Kenya Literature Bureau
- Formerly: East African Literature Bureau
- Company type: State owned corporation
- Industry: Publishing house
- Founded: 1947; 78 years ago
- Founder: British High Commission
- Headquarters: Nairobi, Kenya
- Website: kenyaliteraturebureau.com

= Kenya Literature Bureau =

The Kenya Literature Bureau (KLB) is a publishing house and state corporation in Kenya founded in 1947. It is located in South-C off Popo Road in Nairobi.

==History==
The Kenya Literature Bureau was initially established by the "East Africa governments (Kenya, Tanzania and Uganda)" in 1947 as the East African Literature Bureau as an "offshoot" of the missionary-owned Ndia Kuu Press in order to publish books for the general public in Kiswahili, East African vernacular languages and English. The Bureau's first director was Charles Granston Richards, who held that post for fifteen years.

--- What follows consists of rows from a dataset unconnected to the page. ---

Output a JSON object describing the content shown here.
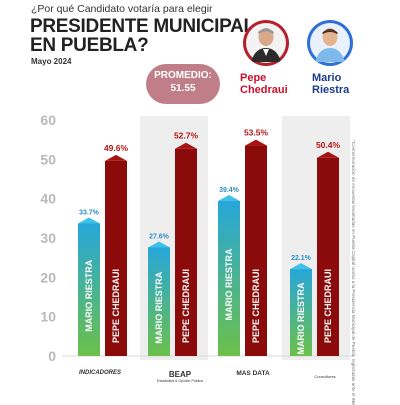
{
  "header": {
    "question": "¿Por qué Candidato votaría para elegir",
    "title_line1": "PRESIDENTE MUNICIPAL",
    "title_line2": "EN PUEBLA?",
    "date": "Mayo 2024"
  },
  "promedio": {
    "label": "PROMEDIO:",
    "value": "51.55"
  },
  "candidates": [
    {
      "first": "Pepe",
      "last": "Chedraui",
      "color": "#c8102e",
      "avatar_bg": "#b4212c"
    },
    {
      "first": "Mario",
      "last": "Riestra",
      "color": "#1a3d8f",
      "avatar_bg": "#2f6fd6"
    }
  ],
  "side_note": "*Conmemoración de encuestas levantadas en Puebla Capital rumbo a la Presidencia Municipal de Puebla, registradas ante el INE",
  "colors": {
    "riestra_top": "#27a6d9",
    "riestra_bottom": "#6cc04a",
    "chedraui": "#8b0a0a",
    "band": "#eeeeee"
  },
  "chart_data": {
    "type": "bar",
    "title": "¿Por qué Candidato votaría para elegir PRESIDENTE MUNICIPAL EN PUEBLA?",
    "ylim": [
      0,
      60
    ],
    "yticks": [
      0,
      10,
      20,
      30,
      40,
      50,
      60
    ],
    "categories": [
      "INDICADORES",
      "BEAP",
      "MAS DATA",
      "CONSULTORES"
    ],
    "series": [
      {
        "name": "MARIO RIESTRA",
        "values": [
          33.7,
          27.6,
          39.4,
          22.1
        ],
        "labels": [
          "33.7%",
          "27.6%",
          "39.4%",
          "22.1%"
        ]
      },
      {
        "name": "PEPE CHEDRAUI",
        "values": [
          49.6,
          52.7,
          53.5,
          50.4
        ],
        "labels": [
          "49.6%",
          "52.7%",
          "53.5%",
          "50.4%"
        ]
      }
    ],
    "grid": false,
    "legend": "top-right"
  },
  "footer": [
    {
      "name": "INDICADORES",
      "sub": ""
    },
    {
      "name": "BEAP",
      "sub": "Estadística & Opinión Pública"
    },
    {
      "name": "MAS DATA",
      "sub": ""
    },
    {
      "name": "",
      "sub": "Consultores"
    }
  ]
}
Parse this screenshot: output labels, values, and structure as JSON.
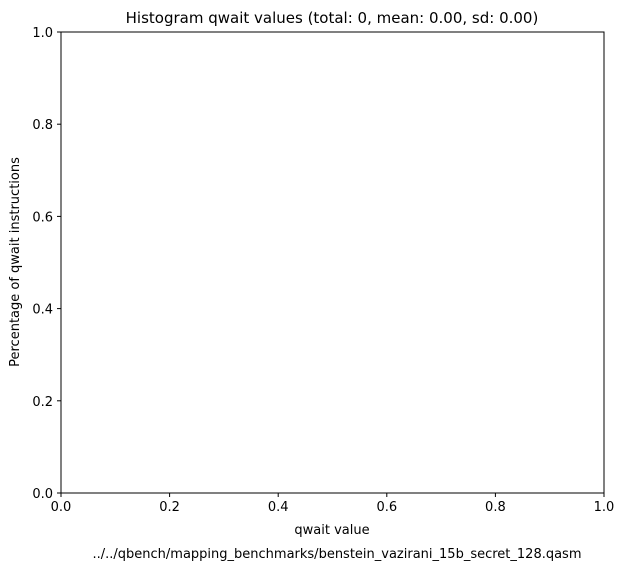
{
  "chart_data": {
    "type": "bar",
    "title": "Histogram qwait values (total: 0, mean: 0.00, sd: 0.00)",
    "xlabel": "qwait value",
    "ylabel": "Percentage of qwait instructions",
    "caption": "../../qbench/mapping_benchmarks/benstein_vazirani_15b_secret_128.qasm",
    "categories": [],
    "values": [],
    "xlim": [
      0.0,
      1.0
    ],
    "ylim": [
      0.0,
      1.0
    ],
    "x_ticks": [
      "0.0",
      "0.2",
      "0.4",
      "0.6",
      "0.8",
      "1.0"
    ],
    "y_ticks": [
      "0.0",
      "0.2",
      "0.4",
      "0.6",
      "0.8",
      "1.0"
    ],
    "grid": false,
    "legend": "none"
  }
}
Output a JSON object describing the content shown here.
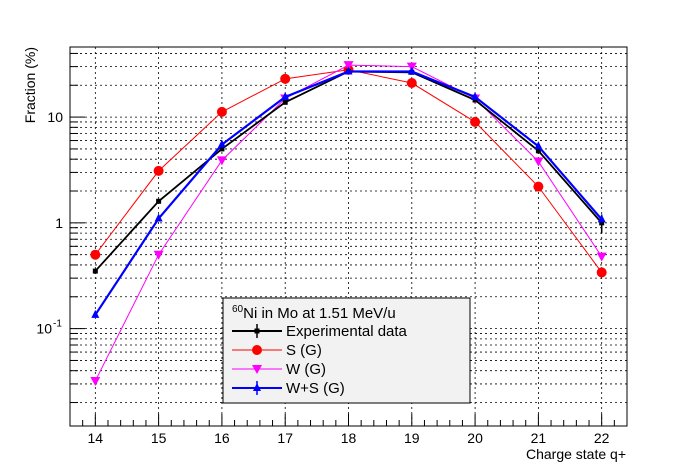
{
  "chart_data": {
    "type": "line",
    "title": "",
    "xlabel": "Charge state q+",
    "ylabel": "Fraction (%)",
    "yscale": "log",
    "xlim": [
      13.6,
      22.4
    ],
    "ylim": [
      0.012,
      46
    ],
    "x_ticks": [
      14,
      15,
      16,
      17,
      18,
      19,
      20,
      21,
      22
    ],
    "x_tick_labels": [
      "14",
      "15",
      "16",
      "17",
      "18",
      "19",
      "20",
      "21",
      "22"
    ],
    "y_tick_labels": [
      {
        "value": 0.1,
        "base": "10",
        "exp": "-1"
      },
      {
        "value": 1,
        "base": "1",
        "exp": ""
      },
      {
        "value": 10,
        "base": "10",
        "exp": ""
      }
    ],
    "grid": true,
    "legend": {
      "placement": "bottom-center",
      "title_sup": "60",
      "title": "Ni in Mo at 1.51 MeV/u"
    },
    "x": [
      14,
      15,
      16,
      17,
      18,
      19,
      20,
      21,
      22
    ],
    "series": [
      {
        "name": "Experimental data",
        "color": "#000000",
        "marker": "errorbar",
        "values": [
          0.35,
          1.6,
          5.0,
          13.8,
          27.0,
          26.5,
          14.5,
          4.8,
          1.0
        ],
        "errors": [
          0.02,
          0.05,
          0.15,
          0.4,
          0.8,
          0.8,
          0.5,
          0.3,
          0.2
        ]
      },
      {
        "name": "S (G)",
        "color": "#ff0000",
        "marker": "circle",
        "values": [
          0.5,
          3.1,
          11.2,
          23.0,
          28.0,
          21.0,
          9.0,
          2.2,
          0.34
        ]
      },
      {
        "name": "W (G)",
        "color": "#ff00ff",
        "marker": "triangle-down",
        "values": [
          0.032,
          0.5,
          3.9,
          15.0,
          31.0,
          30.0,
          15.0,
          3.8,
          0.48
        ]
      },
      {
        "name": "W+S (G)",
        "color": "#0000ff",
        "marker": "triangle-up",
        "values": [
          0.135,
          1.1,
          5.5,
          15.5,
          27.0,
          27.0,
          15.5,
          5.3,
          1.08
        ]
      }
    ]
  }
}
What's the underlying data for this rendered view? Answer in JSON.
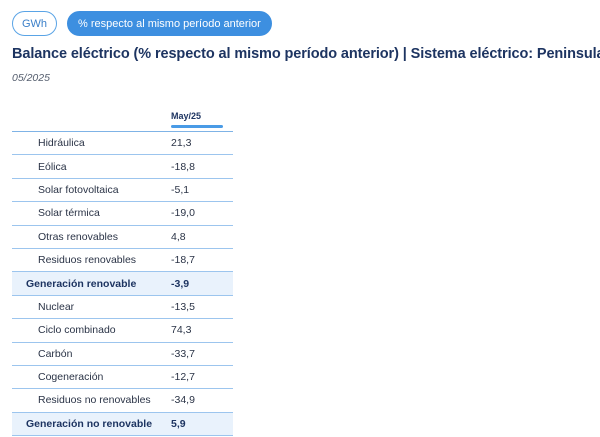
{
  "toggles": {
    "unit_label": "GWh",
    "percent_label": "% respecto al mismo período anterior"
  },
  "title": "Balance eléctrico (% respecto al mismo período anterior) | Sistema eléctrico: Peninsular",
  "period": "05/2025",
  "table": {
    "column_header": "May/25",
    "rows": [
      {
        "label": "Hidráulica",
        "value": "21,3",
        "total": false
      },
      {
        "label": "Eólica",
        "value": "-18,8",
        "total": false
      },
      {
        "label": "Solar fotovoltaica",
        "value": "-5,1",
        "total": false
      },
      {
        "label": "Solar térmica",
        "value": "-19,0",
        "total": false
      },
      {
        "label": "Otras renovables",
        "value": "4,8",
        "total": false
      },
      {
        "label": "Residuos renovables",
        "value": "-18,7",
        "total": false
      },
      {
        "label": "Generación renovable",
        "value": "-3,9",
        "total": true
      },
      {
        "label": "Nuclear",
        "value": "-13,5",
        "total": false
      },
      {
        "label": "Ciclo combinado",
        "value": "74,3",
        "total": false
      },
      {
        "label": "Carbón",
        "value": "-33,7",
        "total": false
      },
      {
        "label": "Cogeneración",
        "value": "-12,7",
        "total": false
      },
      {
        "label": "Residuos no renovables",
        "value": "-34,9",
        "total": false
      },
      {
        "label": "Generación no renovable",
        "value": "5,9",
        "total": true
      }
    ]
  }
}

The regional status continued after independence with the establishment of the East African Community (EAC). In the early 1970s the Bureau published many pioneering anthologies of English-language poetry from East Africa:

It is significant of East African writers' indifference to political boundaries that such anthologies were all compiled, without a single exception, on an inter-territorial basis, with Kenya and Uganda supplying the greater part of the material. They [were] often multiracial as well, incorporating contributions by European and Asian writers.
 However, in 1977, the EAC collapsed and the reins of the bureau were transferred to the Kenyan Ministry of Education thereby making it a department under that ministry. In 1980, the KLB Act was passed by the Kenyan Parliament making it a state corporation—a status it holds to this day.